Another from the ever-popular ENN,
Thursday, October 09, 2003
By Anthony Boadle, Reuters
HAVANA — The Indiana Farm Bureau signed a commitment to work for the repeal of trade and travel sanctions against Communist-run Cuba Wednesday in return for a Cuban pledge to buy $15 million in agricultural products.
Cuban officials said they have spent $512 million on food imports from 35 U.S. states in two years after a four-decade-old trade embargo against President Fidel Castro's government was relaxed by the U.S. Congress.
Indiana Democratic Sen. Evan Bayh, heading a agricultural and business delegation to Havana, said trading with Cuba was the best way to promote "positive change" on the Caribbean island, the hemisphere's only Communist state.

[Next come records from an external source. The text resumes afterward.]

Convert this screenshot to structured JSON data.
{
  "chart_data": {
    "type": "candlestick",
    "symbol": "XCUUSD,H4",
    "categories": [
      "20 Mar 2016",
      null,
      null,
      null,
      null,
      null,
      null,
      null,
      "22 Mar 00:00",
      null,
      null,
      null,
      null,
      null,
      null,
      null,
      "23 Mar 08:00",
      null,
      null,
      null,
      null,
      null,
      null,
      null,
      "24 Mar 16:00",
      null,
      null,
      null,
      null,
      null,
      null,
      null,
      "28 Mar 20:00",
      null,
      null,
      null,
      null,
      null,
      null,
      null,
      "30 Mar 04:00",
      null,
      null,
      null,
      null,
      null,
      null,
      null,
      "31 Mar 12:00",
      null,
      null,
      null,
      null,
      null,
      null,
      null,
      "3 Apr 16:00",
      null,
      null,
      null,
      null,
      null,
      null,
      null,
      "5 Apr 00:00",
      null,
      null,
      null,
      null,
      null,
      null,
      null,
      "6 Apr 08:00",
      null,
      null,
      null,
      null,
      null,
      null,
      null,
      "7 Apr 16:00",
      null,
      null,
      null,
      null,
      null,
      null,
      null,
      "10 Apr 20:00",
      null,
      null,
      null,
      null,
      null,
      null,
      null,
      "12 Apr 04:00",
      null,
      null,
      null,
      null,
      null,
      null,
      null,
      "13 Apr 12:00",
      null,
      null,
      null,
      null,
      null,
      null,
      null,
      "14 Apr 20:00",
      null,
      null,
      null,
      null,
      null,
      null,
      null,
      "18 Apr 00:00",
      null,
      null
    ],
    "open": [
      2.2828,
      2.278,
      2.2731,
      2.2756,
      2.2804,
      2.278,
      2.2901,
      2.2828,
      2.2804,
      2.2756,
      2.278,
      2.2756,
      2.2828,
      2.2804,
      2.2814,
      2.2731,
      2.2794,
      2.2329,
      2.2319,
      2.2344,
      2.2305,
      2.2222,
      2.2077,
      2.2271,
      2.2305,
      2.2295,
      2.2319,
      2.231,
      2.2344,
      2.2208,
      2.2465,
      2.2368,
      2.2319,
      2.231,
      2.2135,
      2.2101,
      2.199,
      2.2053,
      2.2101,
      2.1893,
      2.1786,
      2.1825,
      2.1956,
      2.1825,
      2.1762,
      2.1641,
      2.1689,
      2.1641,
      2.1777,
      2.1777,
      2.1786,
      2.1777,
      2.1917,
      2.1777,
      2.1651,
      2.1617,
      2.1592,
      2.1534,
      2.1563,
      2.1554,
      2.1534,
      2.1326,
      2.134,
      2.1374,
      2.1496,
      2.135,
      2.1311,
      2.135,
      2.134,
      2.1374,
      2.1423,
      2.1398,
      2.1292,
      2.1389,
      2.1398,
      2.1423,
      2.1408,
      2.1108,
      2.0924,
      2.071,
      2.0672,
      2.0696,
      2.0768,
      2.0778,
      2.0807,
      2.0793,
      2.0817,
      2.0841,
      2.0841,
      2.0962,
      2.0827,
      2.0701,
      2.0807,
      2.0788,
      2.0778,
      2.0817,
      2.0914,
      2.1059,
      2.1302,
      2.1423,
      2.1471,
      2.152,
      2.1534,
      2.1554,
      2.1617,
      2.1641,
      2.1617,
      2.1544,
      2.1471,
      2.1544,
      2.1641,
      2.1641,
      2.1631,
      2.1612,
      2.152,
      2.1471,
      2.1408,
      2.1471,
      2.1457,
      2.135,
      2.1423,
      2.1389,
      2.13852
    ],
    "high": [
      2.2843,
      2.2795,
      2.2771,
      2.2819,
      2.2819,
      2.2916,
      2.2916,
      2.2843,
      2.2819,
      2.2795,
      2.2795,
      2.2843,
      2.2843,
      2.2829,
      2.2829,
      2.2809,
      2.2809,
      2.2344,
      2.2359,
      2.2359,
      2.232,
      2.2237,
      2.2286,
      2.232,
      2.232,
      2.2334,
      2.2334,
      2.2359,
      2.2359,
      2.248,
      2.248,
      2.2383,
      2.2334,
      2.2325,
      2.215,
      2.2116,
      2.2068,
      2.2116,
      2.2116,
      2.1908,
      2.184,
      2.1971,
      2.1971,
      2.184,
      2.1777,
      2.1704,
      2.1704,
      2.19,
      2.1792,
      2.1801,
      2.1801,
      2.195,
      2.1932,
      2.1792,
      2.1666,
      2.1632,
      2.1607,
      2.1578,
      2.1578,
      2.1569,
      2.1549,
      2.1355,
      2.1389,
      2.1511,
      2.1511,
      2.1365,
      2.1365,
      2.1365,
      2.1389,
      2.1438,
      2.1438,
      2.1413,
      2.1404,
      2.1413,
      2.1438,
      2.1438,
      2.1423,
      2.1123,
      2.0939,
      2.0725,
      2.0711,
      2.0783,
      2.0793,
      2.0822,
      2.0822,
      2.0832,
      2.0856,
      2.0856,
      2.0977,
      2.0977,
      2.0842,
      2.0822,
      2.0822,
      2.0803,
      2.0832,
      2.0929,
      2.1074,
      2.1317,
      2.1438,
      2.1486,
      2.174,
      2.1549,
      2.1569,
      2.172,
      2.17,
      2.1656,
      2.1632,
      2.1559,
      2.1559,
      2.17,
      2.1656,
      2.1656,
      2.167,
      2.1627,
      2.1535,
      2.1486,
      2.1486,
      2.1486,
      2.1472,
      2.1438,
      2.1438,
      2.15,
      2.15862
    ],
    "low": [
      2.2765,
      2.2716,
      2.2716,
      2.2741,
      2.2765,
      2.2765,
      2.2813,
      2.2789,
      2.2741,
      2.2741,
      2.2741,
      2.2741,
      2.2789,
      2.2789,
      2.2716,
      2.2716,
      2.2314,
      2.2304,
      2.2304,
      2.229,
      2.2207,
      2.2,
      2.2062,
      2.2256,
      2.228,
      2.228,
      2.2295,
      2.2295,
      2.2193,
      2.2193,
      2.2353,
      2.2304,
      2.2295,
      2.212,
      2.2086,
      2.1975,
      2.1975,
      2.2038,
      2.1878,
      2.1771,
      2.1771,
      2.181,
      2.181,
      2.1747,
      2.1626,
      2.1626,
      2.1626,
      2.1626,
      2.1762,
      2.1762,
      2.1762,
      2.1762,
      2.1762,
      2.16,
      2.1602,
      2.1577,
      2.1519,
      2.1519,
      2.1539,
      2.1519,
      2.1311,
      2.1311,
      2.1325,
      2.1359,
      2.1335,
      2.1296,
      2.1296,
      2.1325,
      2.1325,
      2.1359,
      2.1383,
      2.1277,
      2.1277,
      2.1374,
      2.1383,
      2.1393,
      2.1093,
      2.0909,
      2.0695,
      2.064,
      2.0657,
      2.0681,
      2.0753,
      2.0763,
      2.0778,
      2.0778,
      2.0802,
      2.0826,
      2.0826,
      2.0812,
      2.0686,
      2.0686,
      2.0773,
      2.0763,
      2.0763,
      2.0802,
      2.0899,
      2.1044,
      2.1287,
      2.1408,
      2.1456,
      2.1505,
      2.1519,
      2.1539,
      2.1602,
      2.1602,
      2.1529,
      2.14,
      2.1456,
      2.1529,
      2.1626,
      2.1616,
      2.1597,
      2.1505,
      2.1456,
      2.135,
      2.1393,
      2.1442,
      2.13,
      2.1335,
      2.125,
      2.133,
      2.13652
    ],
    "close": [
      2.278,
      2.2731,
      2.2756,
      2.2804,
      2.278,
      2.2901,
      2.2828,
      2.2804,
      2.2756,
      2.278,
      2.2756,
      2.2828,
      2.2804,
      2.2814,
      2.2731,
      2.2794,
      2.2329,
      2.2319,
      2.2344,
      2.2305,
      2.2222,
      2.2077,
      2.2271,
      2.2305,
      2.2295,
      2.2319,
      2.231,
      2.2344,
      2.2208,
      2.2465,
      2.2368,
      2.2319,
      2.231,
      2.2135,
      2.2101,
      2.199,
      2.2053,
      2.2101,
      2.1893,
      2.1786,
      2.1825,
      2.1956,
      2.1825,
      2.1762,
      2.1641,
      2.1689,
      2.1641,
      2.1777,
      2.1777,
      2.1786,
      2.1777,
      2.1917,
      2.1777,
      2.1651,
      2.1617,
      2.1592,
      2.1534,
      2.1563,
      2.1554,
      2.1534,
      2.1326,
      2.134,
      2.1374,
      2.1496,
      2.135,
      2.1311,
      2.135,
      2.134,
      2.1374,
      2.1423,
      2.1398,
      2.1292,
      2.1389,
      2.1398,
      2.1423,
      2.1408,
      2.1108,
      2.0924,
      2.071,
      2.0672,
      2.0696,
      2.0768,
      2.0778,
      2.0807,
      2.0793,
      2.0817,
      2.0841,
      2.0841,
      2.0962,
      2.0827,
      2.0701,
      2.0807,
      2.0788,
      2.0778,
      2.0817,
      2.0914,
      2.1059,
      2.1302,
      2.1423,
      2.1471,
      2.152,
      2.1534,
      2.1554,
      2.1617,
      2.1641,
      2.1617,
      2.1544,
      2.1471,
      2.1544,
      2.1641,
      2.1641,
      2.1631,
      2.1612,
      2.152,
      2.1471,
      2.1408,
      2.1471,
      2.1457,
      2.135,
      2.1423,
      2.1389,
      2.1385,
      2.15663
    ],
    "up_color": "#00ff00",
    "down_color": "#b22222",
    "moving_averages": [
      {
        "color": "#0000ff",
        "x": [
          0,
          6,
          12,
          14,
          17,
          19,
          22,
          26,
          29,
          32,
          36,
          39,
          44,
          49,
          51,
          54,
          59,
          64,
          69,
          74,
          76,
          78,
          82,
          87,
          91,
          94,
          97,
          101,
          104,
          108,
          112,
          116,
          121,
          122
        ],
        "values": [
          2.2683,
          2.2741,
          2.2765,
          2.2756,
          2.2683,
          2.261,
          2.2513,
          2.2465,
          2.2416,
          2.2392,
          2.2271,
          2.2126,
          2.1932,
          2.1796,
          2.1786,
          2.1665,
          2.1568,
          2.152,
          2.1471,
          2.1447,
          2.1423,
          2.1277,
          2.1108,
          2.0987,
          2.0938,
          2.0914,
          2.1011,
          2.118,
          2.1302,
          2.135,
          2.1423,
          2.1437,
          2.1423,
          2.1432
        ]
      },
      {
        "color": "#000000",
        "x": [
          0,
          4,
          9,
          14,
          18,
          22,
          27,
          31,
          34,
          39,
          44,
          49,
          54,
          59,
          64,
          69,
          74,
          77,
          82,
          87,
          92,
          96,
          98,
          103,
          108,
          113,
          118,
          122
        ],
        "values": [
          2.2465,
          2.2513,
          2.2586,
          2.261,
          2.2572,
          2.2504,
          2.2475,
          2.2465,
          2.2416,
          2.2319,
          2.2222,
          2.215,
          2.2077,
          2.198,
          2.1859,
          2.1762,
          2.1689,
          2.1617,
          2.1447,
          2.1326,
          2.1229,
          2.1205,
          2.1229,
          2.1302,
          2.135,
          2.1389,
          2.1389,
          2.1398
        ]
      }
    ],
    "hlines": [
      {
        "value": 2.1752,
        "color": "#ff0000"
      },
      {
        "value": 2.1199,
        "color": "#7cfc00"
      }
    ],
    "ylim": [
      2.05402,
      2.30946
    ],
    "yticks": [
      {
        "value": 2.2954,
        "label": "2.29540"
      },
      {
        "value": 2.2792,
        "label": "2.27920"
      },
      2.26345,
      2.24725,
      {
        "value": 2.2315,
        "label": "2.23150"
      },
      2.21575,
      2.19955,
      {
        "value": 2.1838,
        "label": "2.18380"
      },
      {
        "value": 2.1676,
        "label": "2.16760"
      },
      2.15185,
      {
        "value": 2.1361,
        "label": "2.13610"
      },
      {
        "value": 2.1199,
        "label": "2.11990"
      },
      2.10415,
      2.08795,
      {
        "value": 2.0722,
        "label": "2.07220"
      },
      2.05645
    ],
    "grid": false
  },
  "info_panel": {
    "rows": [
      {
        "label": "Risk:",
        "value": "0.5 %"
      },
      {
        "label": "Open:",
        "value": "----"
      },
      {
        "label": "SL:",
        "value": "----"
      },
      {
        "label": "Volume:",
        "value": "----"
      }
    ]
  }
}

Efforts to abolish the Cold War sanctions against Cuba has run into stiff opposition in the Bush administration, which has threatened to veto any steps to ease the embargo until Castro allows democratic reforms.
The momentum in the United States to end the embargo lost steam this year after Castro ordered a harsh crackdown on 75 dissidents.
Bayh on Tuesday visited Cuba's leading dissident Oswaldo Paya, who heads a signature campaign calling for moderate reforms to the one-party state, and praised his "courageous" work.